Alice se fit la réflexion que pour un lycée, l’endroit était étrangement calme. D’ordinaire, il y a toujours quelques élèves profitant d’une heure de pause pour prendre le soleil (c’était peut-être ça : l’absence de soleil dans ce monde) ou au moins, le bruissement de quelques animaux dans les buissons, un peu de vie entre les haies austères.
Comme pour la contredire, une sonnerie retentit, dissipant le silence de mort. Un cri amplifié par cents haut-parleurs lui fit ensuite écho : « élèves, sortez en rang et gagnez les salles de repos. Les fauteurs de troubles auront la tête coupée ! »

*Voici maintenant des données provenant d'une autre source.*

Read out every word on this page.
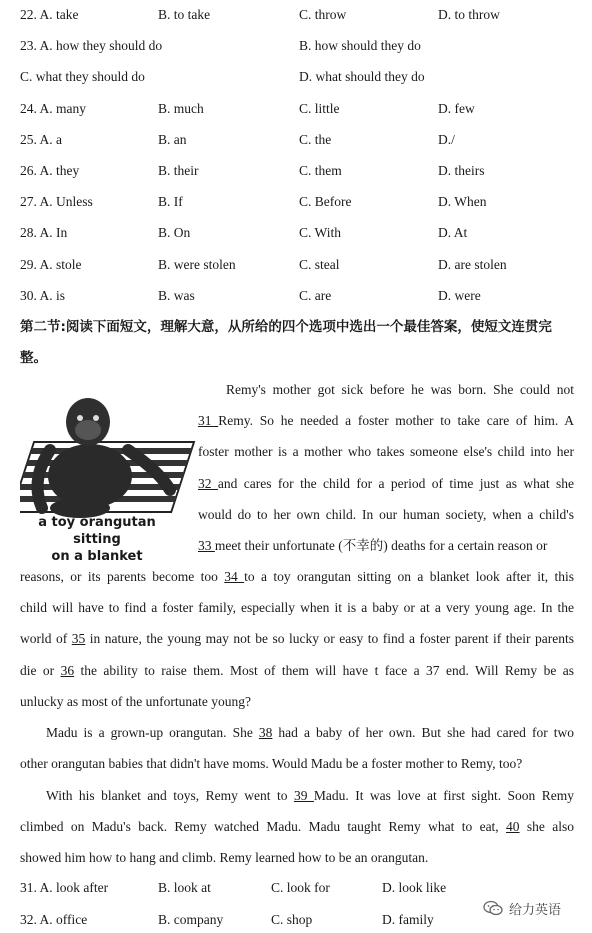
22. A. take	B. to take	C. throw	D. to throw
23. A. how they should do	B. how should they do
C. what they should do	D. what should they do
24. A. many	B. much	C. little	D. few
25. A. a	B. an	C. the	D./
26. A. they	B. their	C. them	D. theirs
27. A. Unless	B. If	C. Before	D. When
28. A. In	B. On	C. With	D. At
29. A. stole	B. were stolen	C. steal	D. are stolen
30. A. is	B. was	C. are	D. were
第二节:阅读下面短文，理解大意，从所给的四个选项中选出一个最佳答案，使短文连贯完
整。
a toy orangutan sitting
on a blanket
Remy's mother got sick before he was born. She could not
31 Remy. So he needed a foster mother to take care of him. A
foster mother is a mother who takes someone else's child into her
32 and cares for the child for a period of time just as what she
would do to her own child. In our human society, when a child's
33 meet their unfortunate (不幸的) deaths for a certain reason or
reasons, or its parents become too 34 to a toy orangutan sitting on a blanket look after it, this
child will have to find a foster family, especially when it is a baby or at a very young age. In the
world of 35 in nature, the young may not be so lucky or easy to find a foster parent if their parents
die or 36 the ability to raise them. Most of them will have t face a 37 end. Will Remy be as
unlucky as most of the unfortunate young?
Madu is a grown-up orangutan. She 38 had a baby of her own. But she had cared for two
other orangutan babies that didn't have moms. Would Madu be a foster mother to Remy, too?
With his blanket and toys, Remy went to 39 Madu. It was love at first sight. Soon Remy
climbed on Madu's back. Remy watched Madu. Madu taught Remy what to eat, 40 she also
showed him how to hang and climb. Remy learned how to be an orangutan.
31. A. look after	B. look at	C. look for	D. look like
32. A. office	B. company	C. shop	D. family
给力英语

« Avec de telles méthodes éducatives, pas étonnant que tout soit si silencieux » songea Alice la blonde en frissonnant.
Elle était arrivée devant une porte imposante, encadrée par deux valets en livrée, campés sur leurs lances. Ils ne semblaient pas la voir.
Alice fit mine de frapper à la porte mais avant qu’elle ne put achever son geste, les deux gardes avaient avancés d’un pas vers elle, croisant leurs lances devant l’entrée. Ils lui semblaient un peu trop proches –et vaguement hostiles.
« Vous êtes en retard. » dit celui qui était à sa droite.
« En retard pour quoi ? » demanda Alice, décontenancée.
« Vous n’êtes pas une élève ? » demanda le second.
« - Non.
- Mais alors qui êtes-vous ?
- Je suis Alice.
- Alice ?! » répétèrent-ils de concert, et ils firent un nouveau pas en avant, de sorte qu’Alice se sentait prise en étau.
« Alors vous avez décidé de vous rendre ? Qu’on l’amène à la Reine ! » s’exclama l’un des deux.
La porte s’ouvrit brusquement sur la femme aux chignons blancs, qui faisait les cent pas. Alice put alors l’observer de plus près. Ses chignons avaient une forme inhabituelle, non-sphérique, comme une sorte de sucette plate ou d’oreilles de lapin. Elle portait un costume d’homme noir (pantalon gilet par-dessus une chemise blanche). Elle tira une montre à gousset d’une poche de son habit, regarda l’heure en soupirant et toisa Alice.
« Eh bien, dépêchez-vous ! La Reine attend ! » dit-elle en s’engageant dans un couloir. Alice lui emboita le pas, en se demandant pourquoi on l’emmenait d’emblée auprès de ce qui semblait être la dirigeante de l’établissement.
Le lycée sembler se caractériser par des dédales et des coursives qui s’entrecroisaient, s’entremêlaient et Alice craignait de perdre son guide à chaque bifurcation.
Finalement, elle s’immobilisa devant ce qui semblait être une antichambre. Le papier-peint était sommaire (rouge, des motifs en cœur noirs), les fenêtres aveugles étaient barrées de tentures carmins. Les banquettes en velours ras, en forme de cœur, invitaient les visiteurs à rester debout.
La porte en acajou était ornée des lettres « directrice : sa majesté la Reine de cœur. Attendez qu’on vous invite à entrer. »
Un lézard en laquais siégeait à côté de la porte, comme pour prévenir tout crime de lèse-majesté (comme frapper à la porte).
Il contempla les deux arrivantes d’un œil torve pendant quelques minutes avant de leur demander d’un ton monocorde le motif de leur présence.
La femme aux chignons répondit simplement « Alice s’est présentée à la porte ».
Le lézard profita de cette occasion pour prouver qu’il était plus qu’une statue parlante : il s’assit à un secrétaire, chaussa sur son nez des lunettes en demi-lune comme une vieille institutrice (ce qui provoqua chez la jeune fille un fou-rire qui lui valut des regards de mépris des deux autres membres de l’assemblée) et écrit quelques mots sur un parchemin d’un air inspiré avant de regagner son poste.